Jakarta, ebcmedia – Prof.DR.Dr.Satyanegara, Sp.Bs (ahli bedah saraf) mulai mengoleksi prangko sejak masih duduk di kelas 4 SD (thn 1949) sampai kelas 6 SD. Lalu kegiatan hobinya berhenti sampai ketika ia pergi ke Jepang untuk studi di fakultas kedokteran Universitas Kyushu, di kota Fukuoka. Sehingga rentang waktu 15 thn, kondisinya vacuum (kegiatan mengoleksi).

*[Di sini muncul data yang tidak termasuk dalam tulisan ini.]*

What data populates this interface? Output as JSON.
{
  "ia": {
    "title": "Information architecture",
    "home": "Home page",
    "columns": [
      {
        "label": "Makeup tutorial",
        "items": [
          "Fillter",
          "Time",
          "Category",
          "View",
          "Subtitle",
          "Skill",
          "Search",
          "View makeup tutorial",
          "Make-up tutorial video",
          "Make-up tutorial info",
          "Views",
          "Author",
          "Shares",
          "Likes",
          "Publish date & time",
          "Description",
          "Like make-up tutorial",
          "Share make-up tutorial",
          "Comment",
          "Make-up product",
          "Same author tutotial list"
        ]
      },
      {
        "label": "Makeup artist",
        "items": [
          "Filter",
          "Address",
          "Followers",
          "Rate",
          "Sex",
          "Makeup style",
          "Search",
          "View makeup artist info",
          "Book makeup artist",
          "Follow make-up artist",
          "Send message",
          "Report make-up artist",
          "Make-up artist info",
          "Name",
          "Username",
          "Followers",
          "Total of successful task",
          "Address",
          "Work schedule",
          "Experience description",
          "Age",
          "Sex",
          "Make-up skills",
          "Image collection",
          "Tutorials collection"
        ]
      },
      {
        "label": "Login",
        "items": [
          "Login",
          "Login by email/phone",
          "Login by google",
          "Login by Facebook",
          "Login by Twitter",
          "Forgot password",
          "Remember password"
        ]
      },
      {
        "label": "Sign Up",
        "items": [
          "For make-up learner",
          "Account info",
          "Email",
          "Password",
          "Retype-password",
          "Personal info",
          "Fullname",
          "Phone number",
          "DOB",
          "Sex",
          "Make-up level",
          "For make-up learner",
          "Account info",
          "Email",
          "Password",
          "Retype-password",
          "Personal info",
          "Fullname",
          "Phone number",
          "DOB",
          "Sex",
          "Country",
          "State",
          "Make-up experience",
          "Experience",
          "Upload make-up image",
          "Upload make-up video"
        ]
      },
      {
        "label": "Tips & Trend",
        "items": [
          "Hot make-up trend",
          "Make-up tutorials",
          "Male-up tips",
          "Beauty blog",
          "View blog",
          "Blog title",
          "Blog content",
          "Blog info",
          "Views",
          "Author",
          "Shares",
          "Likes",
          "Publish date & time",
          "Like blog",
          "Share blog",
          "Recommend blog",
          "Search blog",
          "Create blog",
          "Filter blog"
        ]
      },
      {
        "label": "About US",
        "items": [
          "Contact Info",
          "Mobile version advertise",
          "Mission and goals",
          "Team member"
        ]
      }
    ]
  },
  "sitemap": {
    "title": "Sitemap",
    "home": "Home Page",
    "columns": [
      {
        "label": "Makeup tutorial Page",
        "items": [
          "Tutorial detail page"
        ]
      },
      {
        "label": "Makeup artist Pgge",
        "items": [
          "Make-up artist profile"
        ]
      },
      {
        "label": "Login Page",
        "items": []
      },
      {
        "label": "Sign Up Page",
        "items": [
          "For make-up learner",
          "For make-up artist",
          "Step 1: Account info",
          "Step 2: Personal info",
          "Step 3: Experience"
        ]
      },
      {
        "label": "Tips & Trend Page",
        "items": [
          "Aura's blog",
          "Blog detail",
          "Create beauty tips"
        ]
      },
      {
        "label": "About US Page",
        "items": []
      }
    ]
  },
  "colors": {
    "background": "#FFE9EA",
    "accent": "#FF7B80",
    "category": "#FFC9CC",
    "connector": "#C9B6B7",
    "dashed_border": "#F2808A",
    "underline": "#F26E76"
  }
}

Ia berangkat ke Jepang thn 1958, dan akhirnya kembali ke Indonesia thn 1972. Lalu hobi mengoleksi dimulai lagi sekitar thn 1975 sampai sekarang. Pada thn 1990, ia bersama rombongan pergi ke Jerman. Ia menyaksikan peristiwa sejarah runtuhnya tembok Berlin dan memborong berbagai prangko yang gambarnya berupa Tembok Berlin.
“Koleksi prangko saya yang gambarnya Tembok Berlin paling lengkap. Jerman Timur sebagai negara kan selama 40 tahun (1949 – 1989), tapi saya kunjungan ke Jerman Barat dan Jerman Timur saat peristiwa runtuhnya Tembok Berlin,” kata Satyanegara.
Ketika pertama kali mengoleksi prangko, Prof. Satyanegara hanya mampu beli yang harganya murah. Tapi sekarang, harganya menjadi mahal. Perangko yang sudah berusia sekitar 74 thn tersebut sudah berwarna agak kuning kecoklat-coklatan.
Tapi koleksi terbarunya, prangko Egypt yang diproduksi thn 1868, 1872, walaupun sudah agak kuning/coklat, tapi gambarnya masih sangat jelas. Perangko Egypt sudah berusia 155 tahun, tapi masih kalah dibanding perangko pertama di dunia yang dibuat di Inggris, thn 1642. Prangko tersebut diberi nama Penny Black, yang berperekat dan pertama di dunia yang digunakan dalam sistem pos umum.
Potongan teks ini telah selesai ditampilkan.